Jules Verne’s novels are among my few happy childhood memories and I admit I’ll watch just about any movie adaptation of those books. As it happens the 1958 film version of From the Earth to the Moon is particularly interesting.
The American Civil War has recently added, much to the disappointment of the members of a club of armaments manufacturers. Peace is not good for their profits. It’s especially disheartening for Victor Barbicane (Joseph Cotten) since he’s just invented a super-weapon, an explosive of unprecedented power. He calls it Power X. Now he has to convince the governments of the world to buy armaments utilising this explosive. He needs a publicity stunt so he comes up with the idea of a super-cannon that will shoot a projectile all the way to the surface of the Moon.
Barbicane has a rival in both the scientific and business spheres - Stuyvesant Nicholl (George Sanders). Nicholl has invented a super-armour that he hopes can with stand Power X, but his hopes are in vain. It seem that nothing can stop Barbicane, until he receives a visit from the President of the United States. Facing ruin, Barbicane finally realises he has one option - rather than firing high explosive at the Moon, he will fire a manned projectile. And he’ll be one of the crew members inside it. But he finds he needs the assistance of his old rival Nicholl.
What’s most interesting about this movie is that it says so much about the 1950s. The movie clearly links Power X with atomic power, and Barbicane’s plan to ensure that every government in the world will have Power X, thus making war impossible, is an obvious reference to the nuclear Balance of Terror. Barbicane and Nicholl represent opposing views on nuclear weapons and the Cold War. The movie also neatly encapsulates the characteristic 1950s mixed emotions about technology in general.
The ambiguous ending was rather bold for a 1950s American science fiction movie. Verne’s novel had an ambiguous ending as well but that’s because Verne intended a sequel (and in fact he published the sequel in 1870).

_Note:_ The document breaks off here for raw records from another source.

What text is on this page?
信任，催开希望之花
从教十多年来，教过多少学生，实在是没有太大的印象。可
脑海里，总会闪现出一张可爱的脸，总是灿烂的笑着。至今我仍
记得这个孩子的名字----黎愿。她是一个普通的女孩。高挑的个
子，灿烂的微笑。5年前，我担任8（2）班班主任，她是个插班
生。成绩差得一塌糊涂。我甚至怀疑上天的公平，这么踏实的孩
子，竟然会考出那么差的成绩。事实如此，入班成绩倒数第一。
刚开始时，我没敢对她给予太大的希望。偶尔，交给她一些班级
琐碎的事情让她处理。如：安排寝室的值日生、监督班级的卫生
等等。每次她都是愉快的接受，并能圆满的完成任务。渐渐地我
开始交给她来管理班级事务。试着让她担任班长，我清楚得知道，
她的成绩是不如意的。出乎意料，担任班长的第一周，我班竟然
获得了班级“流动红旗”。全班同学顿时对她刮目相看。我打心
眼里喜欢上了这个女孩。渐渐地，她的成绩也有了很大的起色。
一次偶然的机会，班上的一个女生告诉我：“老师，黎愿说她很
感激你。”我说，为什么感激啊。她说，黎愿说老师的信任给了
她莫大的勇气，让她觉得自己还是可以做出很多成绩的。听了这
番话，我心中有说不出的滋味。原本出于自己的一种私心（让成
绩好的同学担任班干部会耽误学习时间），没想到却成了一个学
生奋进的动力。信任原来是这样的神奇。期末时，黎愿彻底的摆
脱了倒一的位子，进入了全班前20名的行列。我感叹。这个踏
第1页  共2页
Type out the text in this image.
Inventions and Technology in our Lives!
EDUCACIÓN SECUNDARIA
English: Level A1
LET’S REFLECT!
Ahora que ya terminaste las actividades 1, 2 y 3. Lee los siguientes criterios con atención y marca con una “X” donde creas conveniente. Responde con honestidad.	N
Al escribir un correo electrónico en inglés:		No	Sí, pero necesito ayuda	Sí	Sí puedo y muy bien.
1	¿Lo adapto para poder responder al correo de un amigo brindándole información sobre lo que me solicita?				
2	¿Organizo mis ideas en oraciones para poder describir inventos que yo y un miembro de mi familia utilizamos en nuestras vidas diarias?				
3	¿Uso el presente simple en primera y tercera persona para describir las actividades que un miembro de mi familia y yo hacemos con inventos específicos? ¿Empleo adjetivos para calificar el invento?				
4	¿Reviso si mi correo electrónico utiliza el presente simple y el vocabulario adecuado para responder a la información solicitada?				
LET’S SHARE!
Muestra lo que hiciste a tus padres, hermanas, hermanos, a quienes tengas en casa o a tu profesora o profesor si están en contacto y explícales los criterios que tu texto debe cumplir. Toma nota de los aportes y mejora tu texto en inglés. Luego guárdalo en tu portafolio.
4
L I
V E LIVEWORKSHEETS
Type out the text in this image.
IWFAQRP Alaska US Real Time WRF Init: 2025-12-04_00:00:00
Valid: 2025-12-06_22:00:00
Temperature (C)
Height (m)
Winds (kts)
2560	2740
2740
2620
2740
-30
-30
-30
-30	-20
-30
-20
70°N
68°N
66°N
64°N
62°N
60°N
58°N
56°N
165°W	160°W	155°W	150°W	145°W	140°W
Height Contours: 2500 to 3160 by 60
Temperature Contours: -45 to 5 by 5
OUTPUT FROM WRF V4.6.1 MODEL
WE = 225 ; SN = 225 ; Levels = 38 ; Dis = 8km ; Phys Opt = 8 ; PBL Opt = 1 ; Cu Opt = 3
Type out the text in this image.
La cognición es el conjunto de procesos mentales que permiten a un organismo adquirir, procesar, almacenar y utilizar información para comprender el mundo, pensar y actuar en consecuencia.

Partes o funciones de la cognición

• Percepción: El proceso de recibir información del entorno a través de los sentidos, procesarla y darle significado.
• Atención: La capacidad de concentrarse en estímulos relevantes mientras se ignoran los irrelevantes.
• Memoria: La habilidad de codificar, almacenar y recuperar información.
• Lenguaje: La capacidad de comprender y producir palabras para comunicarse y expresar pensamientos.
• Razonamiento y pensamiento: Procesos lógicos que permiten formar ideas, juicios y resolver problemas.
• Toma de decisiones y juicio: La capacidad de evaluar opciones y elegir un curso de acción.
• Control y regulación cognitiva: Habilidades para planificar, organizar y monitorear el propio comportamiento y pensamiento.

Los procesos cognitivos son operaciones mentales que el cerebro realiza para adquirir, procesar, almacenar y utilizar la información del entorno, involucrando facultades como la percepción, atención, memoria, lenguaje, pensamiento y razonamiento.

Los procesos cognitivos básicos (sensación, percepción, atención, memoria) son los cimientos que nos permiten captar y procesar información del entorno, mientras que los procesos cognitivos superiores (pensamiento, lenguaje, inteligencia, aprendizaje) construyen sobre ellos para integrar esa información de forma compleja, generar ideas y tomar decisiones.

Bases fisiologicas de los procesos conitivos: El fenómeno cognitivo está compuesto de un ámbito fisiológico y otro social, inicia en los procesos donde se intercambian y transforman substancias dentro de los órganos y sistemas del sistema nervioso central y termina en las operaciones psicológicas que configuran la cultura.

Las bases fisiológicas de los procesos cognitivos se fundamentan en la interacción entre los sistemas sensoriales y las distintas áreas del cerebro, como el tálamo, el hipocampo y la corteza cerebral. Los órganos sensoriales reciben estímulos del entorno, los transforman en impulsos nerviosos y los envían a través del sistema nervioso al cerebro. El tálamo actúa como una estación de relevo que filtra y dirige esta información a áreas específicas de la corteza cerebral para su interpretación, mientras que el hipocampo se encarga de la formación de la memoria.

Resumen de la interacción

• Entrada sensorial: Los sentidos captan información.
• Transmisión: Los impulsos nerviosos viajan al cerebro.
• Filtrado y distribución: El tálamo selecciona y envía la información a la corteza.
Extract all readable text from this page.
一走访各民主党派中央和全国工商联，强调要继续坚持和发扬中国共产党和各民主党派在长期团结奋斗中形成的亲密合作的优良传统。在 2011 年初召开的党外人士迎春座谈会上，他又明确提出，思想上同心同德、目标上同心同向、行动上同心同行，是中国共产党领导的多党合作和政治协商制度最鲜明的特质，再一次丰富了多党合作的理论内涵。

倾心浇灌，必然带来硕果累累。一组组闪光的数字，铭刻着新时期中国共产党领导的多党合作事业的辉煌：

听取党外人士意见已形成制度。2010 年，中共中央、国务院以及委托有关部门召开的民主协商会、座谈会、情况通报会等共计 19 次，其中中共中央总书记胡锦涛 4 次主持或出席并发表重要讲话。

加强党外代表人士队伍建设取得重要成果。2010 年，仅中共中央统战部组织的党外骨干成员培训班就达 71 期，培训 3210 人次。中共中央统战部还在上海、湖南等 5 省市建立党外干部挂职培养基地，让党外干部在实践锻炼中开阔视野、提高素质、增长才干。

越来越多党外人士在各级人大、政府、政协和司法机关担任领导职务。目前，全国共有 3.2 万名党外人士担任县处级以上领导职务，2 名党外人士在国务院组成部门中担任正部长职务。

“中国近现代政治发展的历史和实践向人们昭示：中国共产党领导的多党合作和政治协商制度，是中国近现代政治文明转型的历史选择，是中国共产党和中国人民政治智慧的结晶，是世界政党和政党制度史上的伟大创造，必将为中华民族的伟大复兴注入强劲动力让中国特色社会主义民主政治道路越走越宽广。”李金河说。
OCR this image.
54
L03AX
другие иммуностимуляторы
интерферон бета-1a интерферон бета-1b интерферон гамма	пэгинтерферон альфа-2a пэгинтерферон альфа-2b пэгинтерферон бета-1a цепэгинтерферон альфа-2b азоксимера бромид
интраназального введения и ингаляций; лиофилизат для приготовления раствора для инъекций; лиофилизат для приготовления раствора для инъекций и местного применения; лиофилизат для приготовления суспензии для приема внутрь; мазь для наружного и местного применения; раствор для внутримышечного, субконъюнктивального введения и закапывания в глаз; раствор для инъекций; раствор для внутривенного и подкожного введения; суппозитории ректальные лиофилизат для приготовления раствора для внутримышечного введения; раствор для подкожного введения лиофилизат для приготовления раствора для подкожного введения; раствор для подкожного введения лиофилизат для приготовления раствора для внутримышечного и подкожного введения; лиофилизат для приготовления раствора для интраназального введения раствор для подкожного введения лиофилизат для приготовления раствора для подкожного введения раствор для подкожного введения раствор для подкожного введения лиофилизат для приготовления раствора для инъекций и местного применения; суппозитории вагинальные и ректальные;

It’s fun seeing Joseph Cotten getting to play a character who is almost an action hero. On naturally expects George Sanders to be the villain but he isn’t, not really. He has what seem to him to be perfectly valid moral reasons for opposing Barbicane every step of the way. The movie does make an attempt to give both sides of the argument a hearing although we are presumably intended to favour the views of the hero Barbicane. Sanders might have been more fun as a stock villain but he does a reasonably job of making Nicholl an interesting character.
And of course any adaptation of a Verne novel is going to have a steampunk feel, even if that term was not to be coined until decades after this particular movie was made. And in fact this movie has a delightful steampunk vibe to it. I especially like the fact that the crew of the spacecraft don’t have to worry about weightlessness because they have a gyroscope. And they have what appears to be a primitive nuclear reactor, even though it was built in a laboratory lighted by candles and oil lamps. It’s a wonderful blend of Victorian and 1950s technology, all quite fanciful and all the more fun for that very reason.
All in all this is one of the more interesting 1950s Hollywood science fiction movies, and it’s in Technicolor and looks rather nifty.
This production also has historical interest as marking more or less the end of the road for RKO Radio Pictures.